ノアの天才・丸藤正道(40)が、マット界のピンチを救う。新型コロナウイルスの感染拡大防止のため大会を中止にしていたノアは、前橋大会(21日)から興行を再開。約4週間も大会の自粛が続いただけに「みんな心にたまっていたものがあると思う。それでも当初よりはウイルスに対する知識や予防方法が日本全体に浸透してきた。業界最大のピンチだと思うし、プロレスラーができることは何なのかと考えた場合、答えは一つしかなかった」と語った。

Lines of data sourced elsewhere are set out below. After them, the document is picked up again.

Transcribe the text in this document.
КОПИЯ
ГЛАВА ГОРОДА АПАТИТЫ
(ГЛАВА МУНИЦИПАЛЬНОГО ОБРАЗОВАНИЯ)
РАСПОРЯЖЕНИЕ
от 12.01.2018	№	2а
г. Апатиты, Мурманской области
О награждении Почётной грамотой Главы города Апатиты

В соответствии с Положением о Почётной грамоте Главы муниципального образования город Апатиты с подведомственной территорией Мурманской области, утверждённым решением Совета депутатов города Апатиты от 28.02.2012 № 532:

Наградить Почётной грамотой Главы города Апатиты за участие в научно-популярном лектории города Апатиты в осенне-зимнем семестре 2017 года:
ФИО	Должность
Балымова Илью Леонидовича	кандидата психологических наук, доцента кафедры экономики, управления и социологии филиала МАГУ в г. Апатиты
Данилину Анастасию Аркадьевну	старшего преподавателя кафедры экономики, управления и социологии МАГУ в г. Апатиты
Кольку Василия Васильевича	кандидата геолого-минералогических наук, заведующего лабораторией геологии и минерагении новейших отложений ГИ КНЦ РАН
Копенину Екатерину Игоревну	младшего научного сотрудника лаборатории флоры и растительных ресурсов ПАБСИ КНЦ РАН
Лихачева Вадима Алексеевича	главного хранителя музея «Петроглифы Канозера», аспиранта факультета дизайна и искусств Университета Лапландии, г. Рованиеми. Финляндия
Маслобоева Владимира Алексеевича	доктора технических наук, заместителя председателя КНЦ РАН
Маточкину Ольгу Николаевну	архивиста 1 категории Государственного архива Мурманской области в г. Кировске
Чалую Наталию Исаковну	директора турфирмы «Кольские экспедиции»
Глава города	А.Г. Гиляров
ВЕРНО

 ノアだけではなく、丸藤とGHCタッグ王座を保持する望月成晃(50)の所属先、ドラゴンゲートも大会の中止が続き、22日神戸大会も直前になって無観客試合に変更されるなど混乱は続く。それだけに丸藤は慎重に言葉を選びながら「毎日、亡くなっている方がいる事実だけは頭に置きながら、ファンの方々を勇気づけることができれば。家にこもっているだけが対策ではないと思います」と話した。

 5日にドラゲーマットで予定されていた同王座の初防衛戦も延期になった。望月とのコンビで「グローバルタッグリーグ」(4月4日、大阪で開幕)にも出陣するが「いつでも向こうで防衛戦ができる態勢を整えている。なので優勝は責務と自覚している。プロレスの力でマイナスを一気にプラスに転じさせるしかない」と決意を込めた。

 富士大会(22日)では、29日の後楽園ホール大会でGHCナショナル王者の杉浦貴(49)に挑戦する田中稔(47)とコンビを結成し、GHCヘビー級王者の潮﨑豪(38)、中嶋勝彦(32)組と激突。丸藤は潮﨑に虎王(二段式ヒザ蹴り)を決めるなど気を吐いた。「お客さんのパワーをひしひしと感じた」。天才は大きな使命を背負い、戦いのリングに立ち続ける。